Außerschulischer Lernort – Regenerative Energien

Die Projektleitung

Für die Durchführung und zuständig für den ingenieurwissenschaftlichen Hintergrund und den Aspekt der Bildung für nachhaltige Entwicklung ist Eberhard Nacke.

Er ist verantwortlich für die Durchführung des Außerschulischen Lernorts mit dem Schwerpunkt regenerative Energien.

Das Projektvorhaben – eine Idee, die bewegt.

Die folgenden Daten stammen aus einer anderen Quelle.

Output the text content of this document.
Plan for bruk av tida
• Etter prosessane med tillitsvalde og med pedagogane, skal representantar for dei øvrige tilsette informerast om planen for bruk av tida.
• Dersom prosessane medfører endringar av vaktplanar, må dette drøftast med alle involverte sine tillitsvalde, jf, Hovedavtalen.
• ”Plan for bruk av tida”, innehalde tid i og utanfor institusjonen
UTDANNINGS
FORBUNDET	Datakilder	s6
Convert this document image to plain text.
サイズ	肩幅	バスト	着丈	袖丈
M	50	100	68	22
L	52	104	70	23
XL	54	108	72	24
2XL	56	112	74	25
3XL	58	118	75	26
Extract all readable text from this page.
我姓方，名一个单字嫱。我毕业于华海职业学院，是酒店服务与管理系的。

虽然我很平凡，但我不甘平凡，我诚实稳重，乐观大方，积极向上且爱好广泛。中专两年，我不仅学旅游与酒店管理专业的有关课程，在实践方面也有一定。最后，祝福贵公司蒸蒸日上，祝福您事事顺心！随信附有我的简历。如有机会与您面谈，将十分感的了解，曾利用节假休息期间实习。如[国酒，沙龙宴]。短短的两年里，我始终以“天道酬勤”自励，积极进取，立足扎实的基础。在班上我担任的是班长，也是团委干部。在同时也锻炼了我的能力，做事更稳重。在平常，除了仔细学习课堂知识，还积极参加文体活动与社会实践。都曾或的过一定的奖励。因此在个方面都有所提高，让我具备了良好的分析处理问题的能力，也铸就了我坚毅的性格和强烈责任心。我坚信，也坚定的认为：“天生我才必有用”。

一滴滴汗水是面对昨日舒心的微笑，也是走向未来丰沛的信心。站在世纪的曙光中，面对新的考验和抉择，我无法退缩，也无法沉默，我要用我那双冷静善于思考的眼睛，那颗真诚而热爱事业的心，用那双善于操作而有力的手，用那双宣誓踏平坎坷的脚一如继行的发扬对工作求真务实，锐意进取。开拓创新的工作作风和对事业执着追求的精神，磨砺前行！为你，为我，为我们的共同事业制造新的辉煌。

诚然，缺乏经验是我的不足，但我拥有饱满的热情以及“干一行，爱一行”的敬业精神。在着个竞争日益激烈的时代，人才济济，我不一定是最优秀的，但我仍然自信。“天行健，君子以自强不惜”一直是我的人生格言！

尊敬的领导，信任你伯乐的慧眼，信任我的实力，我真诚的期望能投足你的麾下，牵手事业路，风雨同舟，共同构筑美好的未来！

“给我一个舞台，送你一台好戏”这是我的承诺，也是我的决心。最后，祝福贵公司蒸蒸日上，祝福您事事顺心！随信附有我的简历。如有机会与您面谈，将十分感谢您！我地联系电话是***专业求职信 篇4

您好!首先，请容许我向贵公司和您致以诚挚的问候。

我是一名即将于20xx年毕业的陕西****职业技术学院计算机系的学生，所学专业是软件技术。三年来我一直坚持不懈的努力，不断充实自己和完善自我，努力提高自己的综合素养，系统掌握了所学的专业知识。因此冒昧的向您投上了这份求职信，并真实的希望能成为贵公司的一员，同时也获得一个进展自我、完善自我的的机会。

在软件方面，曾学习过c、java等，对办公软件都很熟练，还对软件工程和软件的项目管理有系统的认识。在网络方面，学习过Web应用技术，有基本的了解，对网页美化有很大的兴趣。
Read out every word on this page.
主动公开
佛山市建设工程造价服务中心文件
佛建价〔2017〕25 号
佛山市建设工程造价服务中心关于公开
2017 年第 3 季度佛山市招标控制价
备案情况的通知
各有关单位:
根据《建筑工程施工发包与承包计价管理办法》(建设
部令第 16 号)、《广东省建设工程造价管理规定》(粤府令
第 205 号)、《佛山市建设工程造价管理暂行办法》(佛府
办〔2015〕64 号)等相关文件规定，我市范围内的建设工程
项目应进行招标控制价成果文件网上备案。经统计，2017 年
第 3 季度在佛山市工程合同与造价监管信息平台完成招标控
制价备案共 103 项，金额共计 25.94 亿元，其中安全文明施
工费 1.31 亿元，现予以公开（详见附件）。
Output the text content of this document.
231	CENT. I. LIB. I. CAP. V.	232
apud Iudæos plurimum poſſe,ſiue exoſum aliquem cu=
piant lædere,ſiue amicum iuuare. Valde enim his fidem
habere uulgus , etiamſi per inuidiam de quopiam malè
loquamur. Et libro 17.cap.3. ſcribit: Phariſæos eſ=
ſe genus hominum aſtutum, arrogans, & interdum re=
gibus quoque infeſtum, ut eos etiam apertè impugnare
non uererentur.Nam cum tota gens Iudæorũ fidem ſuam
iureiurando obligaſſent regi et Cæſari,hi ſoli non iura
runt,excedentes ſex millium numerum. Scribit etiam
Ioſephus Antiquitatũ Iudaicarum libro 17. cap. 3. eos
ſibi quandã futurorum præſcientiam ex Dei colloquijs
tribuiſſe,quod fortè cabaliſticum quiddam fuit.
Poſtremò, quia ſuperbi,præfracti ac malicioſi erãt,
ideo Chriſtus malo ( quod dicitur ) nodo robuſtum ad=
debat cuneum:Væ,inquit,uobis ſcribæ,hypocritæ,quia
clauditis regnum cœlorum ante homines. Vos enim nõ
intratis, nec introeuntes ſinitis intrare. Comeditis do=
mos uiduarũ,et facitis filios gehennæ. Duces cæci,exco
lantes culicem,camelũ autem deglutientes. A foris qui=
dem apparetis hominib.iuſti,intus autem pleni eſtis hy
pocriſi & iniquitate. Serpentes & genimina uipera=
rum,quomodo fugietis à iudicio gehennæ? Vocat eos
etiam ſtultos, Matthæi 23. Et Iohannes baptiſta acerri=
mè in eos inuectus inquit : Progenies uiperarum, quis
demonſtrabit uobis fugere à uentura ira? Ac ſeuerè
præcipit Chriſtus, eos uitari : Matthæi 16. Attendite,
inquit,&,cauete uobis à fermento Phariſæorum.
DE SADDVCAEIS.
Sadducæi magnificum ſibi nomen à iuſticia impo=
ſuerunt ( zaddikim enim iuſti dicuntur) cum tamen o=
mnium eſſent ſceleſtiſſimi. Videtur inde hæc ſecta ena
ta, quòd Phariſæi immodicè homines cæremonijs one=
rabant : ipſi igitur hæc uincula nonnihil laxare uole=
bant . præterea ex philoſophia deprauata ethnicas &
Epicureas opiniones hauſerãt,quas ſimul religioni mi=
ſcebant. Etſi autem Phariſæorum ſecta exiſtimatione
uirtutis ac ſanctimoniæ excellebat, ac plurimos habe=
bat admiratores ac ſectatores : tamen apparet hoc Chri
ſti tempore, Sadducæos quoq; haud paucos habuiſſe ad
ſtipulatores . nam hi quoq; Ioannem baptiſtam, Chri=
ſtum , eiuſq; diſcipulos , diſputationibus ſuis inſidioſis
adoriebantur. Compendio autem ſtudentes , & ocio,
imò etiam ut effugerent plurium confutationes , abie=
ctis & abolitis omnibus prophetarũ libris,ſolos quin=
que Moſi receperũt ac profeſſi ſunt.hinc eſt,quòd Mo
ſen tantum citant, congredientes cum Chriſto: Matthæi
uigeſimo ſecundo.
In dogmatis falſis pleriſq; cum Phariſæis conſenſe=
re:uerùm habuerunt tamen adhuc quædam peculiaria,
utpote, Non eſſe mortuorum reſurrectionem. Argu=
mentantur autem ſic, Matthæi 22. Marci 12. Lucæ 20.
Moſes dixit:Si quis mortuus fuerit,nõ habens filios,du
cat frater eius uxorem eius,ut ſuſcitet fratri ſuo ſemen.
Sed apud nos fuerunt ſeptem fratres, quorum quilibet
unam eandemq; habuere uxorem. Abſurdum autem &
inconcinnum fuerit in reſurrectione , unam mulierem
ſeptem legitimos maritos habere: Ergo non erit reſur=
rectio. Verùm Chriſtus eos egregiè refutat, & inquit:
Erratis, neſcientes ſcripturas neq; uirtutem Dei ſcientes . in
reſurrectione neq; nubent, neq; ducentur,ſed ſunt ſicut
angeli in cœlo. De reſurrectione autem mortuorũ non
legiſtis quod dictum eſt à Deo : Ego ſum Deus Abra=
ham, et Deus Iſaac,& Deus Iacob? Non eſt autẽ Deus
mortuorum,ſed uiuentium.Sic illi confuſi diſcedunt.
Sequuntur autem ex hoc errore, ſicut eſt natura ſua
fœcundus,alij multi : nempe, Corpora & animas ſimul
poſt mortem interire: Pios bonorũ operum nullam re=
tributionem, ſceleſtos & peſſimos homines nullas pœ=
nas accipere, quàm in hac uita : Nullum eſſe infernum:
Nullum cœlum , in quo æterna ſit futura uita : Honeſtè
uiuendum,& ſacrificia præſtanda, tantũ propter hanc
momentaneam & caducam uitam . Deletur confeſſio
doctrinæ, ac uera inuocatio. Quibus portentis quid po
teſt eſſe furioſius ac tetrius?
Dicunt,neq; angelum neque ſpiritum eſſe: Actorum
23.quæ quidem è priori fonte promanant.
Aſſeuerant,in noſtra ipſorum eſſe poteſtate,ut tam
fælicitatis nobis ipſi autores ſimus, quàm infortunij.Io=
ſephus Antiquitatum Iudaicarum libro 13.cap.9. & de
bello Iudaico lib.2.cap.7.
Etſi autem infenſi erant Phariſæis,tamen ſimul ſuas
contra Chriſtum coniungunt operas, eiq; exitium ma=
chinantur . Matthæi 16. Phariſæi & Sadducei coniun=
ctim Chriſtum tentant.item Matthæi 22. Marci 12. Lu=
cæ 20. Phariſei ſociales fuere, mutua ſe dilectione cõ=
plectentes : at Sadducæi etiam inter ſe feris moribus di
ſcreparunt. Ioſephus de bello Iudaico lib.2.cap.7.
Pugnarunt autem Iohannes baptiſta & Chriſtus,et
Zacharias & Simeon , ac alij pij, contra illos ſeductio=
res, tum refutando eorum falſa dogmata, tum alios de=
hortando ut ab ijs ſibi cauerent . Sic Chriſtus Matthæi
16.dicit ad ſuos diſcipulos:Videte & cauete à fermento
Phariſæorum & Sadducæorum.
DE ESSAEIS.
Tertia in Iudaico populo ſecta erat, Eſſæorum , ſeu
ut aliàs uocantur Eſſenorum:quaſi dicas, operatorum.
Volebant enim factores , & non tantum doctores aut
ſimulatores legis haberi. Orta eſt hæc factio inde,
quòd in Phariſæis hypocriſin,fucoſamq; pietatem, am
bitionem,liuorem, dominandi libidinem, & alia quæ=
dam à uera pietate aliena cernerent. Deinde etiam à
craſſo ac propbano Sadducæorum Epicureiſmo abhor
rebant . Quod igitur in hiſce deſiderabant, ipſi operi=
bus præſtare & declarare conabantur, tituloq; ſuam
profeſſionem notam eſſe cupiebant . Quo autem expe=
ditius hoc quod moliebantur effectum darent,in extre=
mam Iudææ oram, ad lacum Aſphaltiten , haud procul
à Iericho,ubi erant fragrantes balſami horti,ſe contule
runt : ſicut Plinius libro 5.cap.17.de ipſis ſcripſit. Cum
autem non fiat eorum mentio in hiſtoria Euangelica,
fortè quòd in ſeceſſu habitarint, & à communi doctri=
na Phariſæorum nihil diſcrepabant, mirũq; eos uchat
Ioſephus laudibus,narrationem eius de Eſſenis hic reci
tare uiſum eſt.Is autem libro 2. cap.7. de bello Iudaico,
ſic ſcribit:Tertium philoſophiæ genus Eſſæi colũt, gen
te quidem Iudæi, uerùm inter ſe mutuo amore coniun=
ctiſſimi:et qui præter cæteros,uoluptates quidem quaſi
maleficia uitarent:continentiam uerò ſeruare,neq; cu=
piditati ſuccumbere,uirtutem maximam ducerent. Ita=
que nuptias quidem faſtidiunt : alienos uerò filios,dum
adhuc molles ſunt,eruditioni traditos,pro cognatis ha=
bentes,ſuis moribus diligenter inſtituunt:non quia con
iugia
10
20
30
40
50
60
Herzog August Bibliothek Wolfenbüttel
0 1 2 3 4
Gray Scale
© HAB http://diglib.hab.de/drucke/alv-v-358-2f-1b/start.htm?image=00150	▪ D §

Bildung für eine nachhaltige Entwicklung in der Gesellschaft und den Nutzen von erneuerbaren Energien sind Ziele dieses kulturellen Lernorts. Die einmalige Verbindung mit dem Museum Sägemühle Meier Osthoff, der Holzbearbeitung mit Wasserkraft und der Herstellung von Strom zieht jetzt bereits Schulen aus dem Umkreis an. Wissen über erneuerbare Energien stellt nicht nur einen Wirtschaftsfaktor dar, sondern erhöht zugleich auch die Resilienz für die ganze Region

Der Standort der Sägemühle in Harsewinkel, mit seiner bereits bestehenden Infrastruktur in Form von einem Schulungsgebäude sowie der vorhandenen Stromerzeugung durch Wasserkraft, einer Biogasanlage und zwei Windrädern in unmittelbarer Nähe ist ideal geeignet für einen Lernort der regenerativen Energien. Auch eine Photovoltaikanlage liefert vor Ort Strom. Des Weiteren ist der Aufbau von „Aktivstationen“ zum Demonstrieren der regenerativen Energien geplant.

Workshop-Angebot

Zielgruppen sind zunächst Schulklassen der Jahrgänge fünf bis zehn aus der ganzen Region.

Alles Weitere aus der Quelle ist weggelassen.